Erfolgsprämie
Hallo Kolleginnen und Kollegen, kann eine gewinnabhängige Erfolgsprämie zur betr. Übung werden?
Community-Antworten (9)
11.04.2017 um 11:04 Uhr
Kommt darauf an, wie diese immer augeschüttet wurde. Um das zu bewerten, brauchen wir aber mehr Informationen. Gibt/gab es hierzu Vereinbarungen? Wie war die Kommunikation hierzu? Wie war die Höhe des Betrages? Wie oft ist es passiert?
11.04.2017 um 11:55 Uhr
Bisher wurde noch nie eine gezahlt. Unser BL würde gerne aufgrund guter Ergebnisse im Vorjahr eine Prämie auszahlen. Er hat jedoch Angst, dass dies ggf. betr. Übung werden könnte und auch bei schlechten Ergebnissen eine Prämie Zahlen muß.
11.04.2017 um 11:58 Uhr
Wenn der AG dies eindeutig als einmalige Zahlung kenntlich macht, dann besteht dieses Problem nicht.
11.04.2017 um 12:09 Uhr
So ist auch meine Meinung dazu. Gilt das aber auch, wenn er mehrere Jahre hintereinander (verschiedene Beträge) zahlt?
11.04.2017 um 12:26 Uhr
auch bei schlechten Ergebnissen eine Prämie Zahlen muß<
wäre vielleicht nicht falsch. Vielleicht haben dann die AN durch einen besonders starken Einsatz ein noch schlechteres Ergebnis verhindert.....
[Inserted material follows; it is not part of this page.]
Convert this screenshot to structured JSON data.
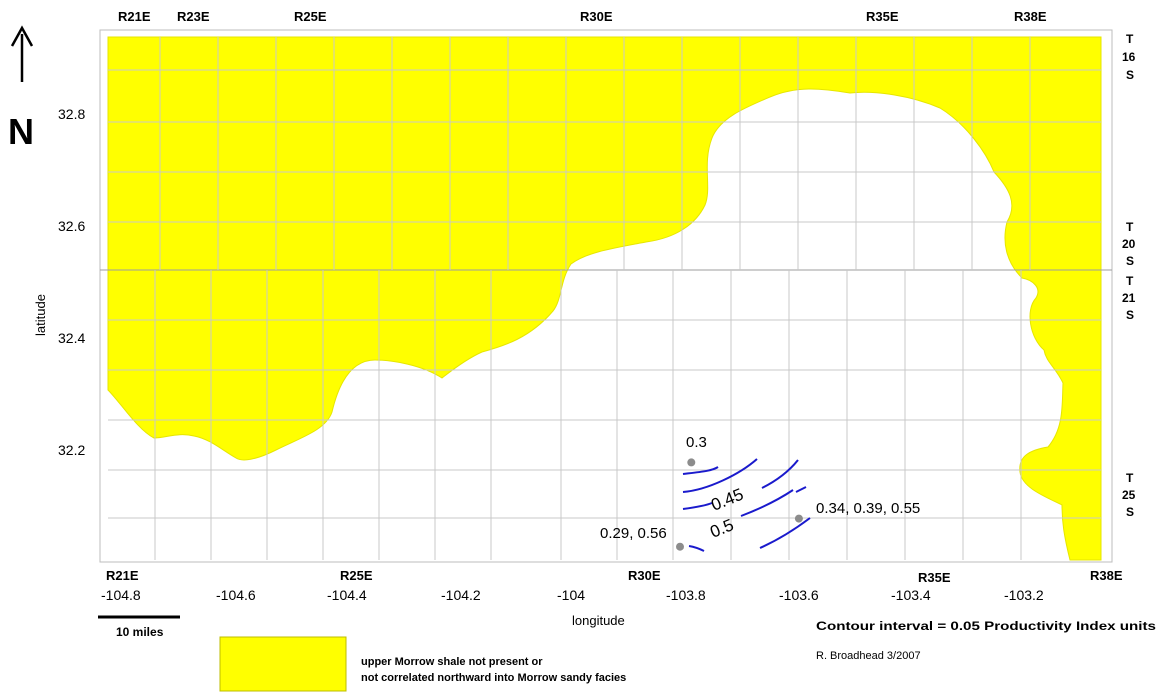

Aber in der Tat: Schwankende Beträge lassen vermuten, dass es keine feste Regel im Betrieb gibt.
11.04.2017 um 12:54 Uhr
Gilt das aber auch, wenn er mehrere Jahre hintereinander (verschiedene Beträge) zahlt? Nun ja, wenn sich die Beträge trotzdem aus einer festen Regel ergeben, wie z.B. 1000€ Gewinn gleich 1 € für die Mitarbeiter und keine Klausel würde dazu führen, dass eine betriebliche Übung entsteht. Wichtig ist, wenn man es nicht möchte, dass es für den Mitarbeiter klar ersichtlich ist, dass dies keine wiederkehrende Zahlung ist. Alternativ kann man dies auch über eine kleine Betriebsvereinbarung regeln.
11.04.2017 um 13:01 Uhr
Uns vom BR geht nicht darum, auch bei schlechten Ergebnissen eine Prämie zu bekommen. Wenn die Ergebisse jedoch gut sind (was meisten der Fall ist), dann wollen wir auch etwas von dem Kuchen abhaben.
11.04.2017 um 13:04 Uhr
Eine betriebliche Übung entsteht erst bei regelmäßig wiederkehrenden Ereignissen. Die Rechtsprechung geht von 3 regelmäßigen Wiederholungen aus. Wenn euer Chef also Angst hat, dies würde zu betrieblicher Übung werden, so zahlt er max. 2 Jahre hintereinander und setzt dann ein Jahr aus. Schwankende Beträge sind übrigens kein Hinderungsgrund für das Entstehen einer betrieblichen Übung (BAG Urteil vom 13.5.2015, 10 AZR 266/14).
11.04.2017 um 18:00 Uhr
Der AG kann die Prämie ja mit Freiwilligkeitsvorbehalt zahlen dann entsteht auch kein Rechtsanspruch der AN.